The decision by the Reserve Bank of India (RBI) was made between meetings and it delivered an increase in both its benchmark repo rate to 5 per cent and its reverse repo rate, which now stands at 3.5 per cent.
While the hike was not scheduled, it did not come as much of a surprise to the markets, given the emerging inflation problem that the Indian authorities are trying to tackle. Indeed, the RBI cited in its accompanying statement recent developments in inflation – an annualised 9.9 per cent in February – as a source of growing concern and noted that anchoring inflation expectations and containing overall inflation have become imperative.
Further rate hikes are also in the offing, with analysts sceptical that one rate rise will be enough to bring inflation down to the 5-6 per cent desired by the RBI. As a result, the expectation is for another 25 basis points in April and the repo rate to hit 6 per cent by the end of the year.
The Indian rupee has been strengthening against the US dollar since early February and the rate hike should be supportive of further appreciation. The pair is currently trading at around R45.49 but the support level of 45.25 – the January low – is currently being eyed by the market.
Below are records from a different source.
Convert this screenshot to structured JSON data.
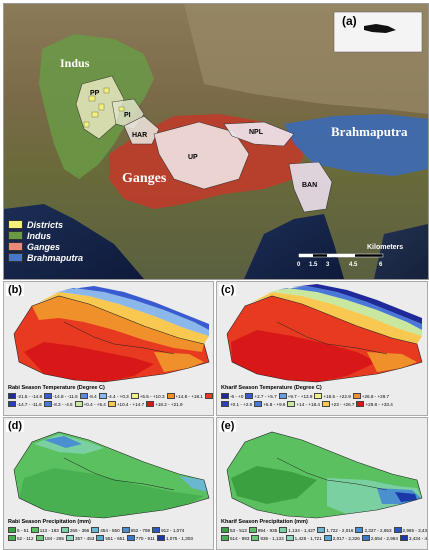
{
  "panel_a": {
    "label": "(a)",
    "river_labels": {
      "indus": "Indus",
      "ganges": "Ganges",
      "brahmaputra": "Brahmaputra"
    },
    "region_labels": {
      "pp": "PP",
      "pi": "PI",
      "har": "HAR",
      "up": "UP",
      "npl": "NPL",
      "ban": "BAN"
    },
    "legend": [
      {
        "label": "Districts",
        "color": "#f5f07a"
      },
      {
        "label": "Indus",
        "color": "#6a9a45"
      },
      {
        "label": "Ganges",
        "color": "#e88a7a"
      },
      {
        "label": "Brahmaputra",
        "color": "#4a78c8"
      }
    ],
    "scale": {
      "unit": "Kilometers",
      "ticks": [
        "0",
        "1.5",
        "3",
        "4.5",
        "6"
      ]
    }
  },
  "panel_b": {
    "label": "(b)",
    "legend_title": "Rabi Season Temperature (Degree C)",
    "legend_row1": [
      {
        "label": "-21.5 - -14.8",
        "color": "#1f2a9a"
      },
      {
        "label": "-14.8 - -11.5",
        "color": "#3a5ad0"
      },
      {
        "label": "-8.4",
        "color": "#5a8ae0"
      },
      {
        "label": "-4.4 - +0.3",
        "color": "#8ab8ea"
      },
      {
        "label": "+5.5 - +10.3",
        "color": "#f0f08a"
      },
      {
        "label": "+14.8 - +18.1",
        "color": "#f0902a"
      },
      {
        "label": "+18.1 - +21.9",
        "color": "#e83a20"
      }
    ],
    "legend_row2": [
      {
        "label": "-14.7 - -11.6",
        "color": "#2a40b8"
      },
      {
        "label": "-8.3 - -4.5",
        "color": "#4a78d8"
      },
      {
        "label": "+0.4 - +5.4",
        "color": "#c8e8a0"
      },
      {
        "label": "+10.4 - +14.7",
        "color": "#f8c850"
      },
      {
        "label": "+18.2 - +21.9",
        "color": "#d81818"
      }
    ]
  },
  "panel_c": {
    "label": "(c)",
    "legend_title": "Kharif Season Temperature (Degree C)",
    "legend_row1": [
      {
        "label": "-6 - +0",
        "color": "#1f2a9a"
      },
      {
        "label": "+2.7 - +5.7",
        "color": "#3a5ad0"
      },
      {
        "label": "+9.7 - +13.9",
        "color": "#6a9ae0"
      },
      {
        "label": "+18.5 - +22.9",
        "color": "#f0f08a"
      },
      {
        "label": "+26.8 - +29.7",
        "color": "#f0902a"
      }
    ],
    "legend_row2": [
      {
        "label": "+0.1 - +2.6",
        "color": "#2a40b8"
      },
      {
        "label": "+5.8 - +9.6",
        "color": "#4a78d8"
      },
      {
        "label": "+14 - +18.4",
        "color": "#c8e8a0"
      },
      {
        "label": "+23 - +26.7",
        "color": "#f8c850"
      },
      {
        "label": "+29.8 - +33.4",
        "color": "#d81818"
      }
    ]
  },
  "panel_d": {
    "label": "(d)",
    "legend_title": "Rabi Season Precipitation (mm)",
    "legend_row1": [
      {
        "label": "5 - 51",
        "color": "#3aa040"
      },
      {
        "label": "113 - 183",
        "color": "#5ac060"
      },
      {
        "label": "266 - 356",
        "color": "#7ad0a0"
      },
      {
        "label": "454 - 550",
        "color": "#6ab8d0"
      },
      {
        "label": "652 - 769",
        "color": "#4a90d0"
      },
      {
        "label": "912 - 1,074",
        "color": "#2a58c0"
      }
    ],
    "legend_row2": [
      {
        "label": "52 - 112",
        "color": "#48b050"
      },
      {
        "label": "184 - 265",
        "color": "#6ac878"
      },
      {
        "label": "357 - 453",
        "color": "#8ad8c0"
      },
      {
        "label": "551 - 651",
        "color": "#58a8d0"
      },
      {
        "label": "770 - 911",
        "color": "#3a78c8"
      },
      {
        "label": "1,075 - 1,303",
        "color": "#1a38a8"
      }
    ]
  },
  "panel_e": {
    "label": "(e)",
    "legend_title": "Kharif Season Precipitation (mm)",
    "legend_row1": [
      {
        "label": "53 - 513",
        "color": "#3aa040"
      },
      {
        "label": "894 - 935",
        "color": "#5ac060"
      },
      {
        "label": "1,134 - 1,427",
        "color": "#7ad0a0"
      },
      {
        "label": "1,722 - 2,016",
        "color": "#6ab8d0"
      },
      {
        "label": "2,327 - 2,653",
        "color": "#4a90d0"
      },
      {
        "label": "2,965 - 3,433",
        "color": "#2a58c0"
      }
    ],
    "legend_row2": [
      {
        "label": "514 - 893",
        "color": "#48b050"
      },
      {
        "label": "936 - 1,133",
        "color": "#6ac878"
      },
      {
        "label": "1,428 - 1,721",
        "color": "#8ad8c0"
      },
      {
        "label": "2,017 - 2,326",
        "color": "#58a8d0"
      },
      {
        "label": "2,654 - 2,964",
        "color": "#3a78c8"
      },
      {
        "label": "3,434 - 4,225",
        "color": "#1a38a8"
      }
    ]
  }
}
A break through here would put the September 2008 low of 45.24 in focus and a potential test of 44.
The rupee is expected to continue to strengthen and the latest hike should also attract more foreign inflows into India, which has already received $3.5bn in overseas investment since the start of this year and is expected to continue receiving investment at a similar pace.
Prompted by improved government finances, the rating agency Standard & Poor recently updated its outlook on India’s sovereign debt, which is rated at BBB-, to stable from negative. This should also encourage further capital inflows into the country. Foreign exchange traders could therefore look to short dollar-rupee using any rebounds to take out positions.
CAT AMONG THE PIGEONS
But the Indian rate hike has wider implications for the currency markets beyond the rupee. The sense of urgency in India to raise rates has sparked speculation that other Asian currencies may also start to tighten policy in the coming months. This should ultimately be supportive of emerging market currencies in the region, which will benefit from favourable interest rate differentials attracting speculative hot money into the region.
Phil McHugh, corporate dealer at Currencies Direct, says that the Indian decision has put the cat among the pigeons and that many Asian indices dropped across the board in response, although the rupee has remained largely stable in the immediate aftermath.
Emerging Asian markets have not raised interest rates for some time, but the region’s rapid recovery from the global recovery has stepped up inflationary pressures and led to a repricing of the rates outlook in a number of Asian countries. Indeed, BNP Paribas currency strategists reckon that China’s situation is not that different to India’s, leaving markets wondering when China will increase its rates. This will have an impact on the G10 currencies.
They say: “Asia’s inflation rates have increased sharply requiring monetary policy responses. The RBI increased rates in an emergency move on Friday, causing the Australian dollar to fall back. China is the next on the agenda to hike rates. Rate hikes dampen domestic demand and hence will work against commodities.”
However, they highlight that the impact of dampened monetary expansion in Asia on Asian currency reserve growth will be more important. “We expect currency reserve growth to decline, which in turn will reduce dollar liquidity and hence support the dollar,” they add.
Therefore, foreign exchange traders could look to go short on the dollar-rupee pair. If you are concerned about trading the rupee, you could also take out bearish positions on commodity currencies such as the Australian dollar. These currencies will struggle to make ground against the US dollar if emerging markets lose their voracious appetite for raw materials.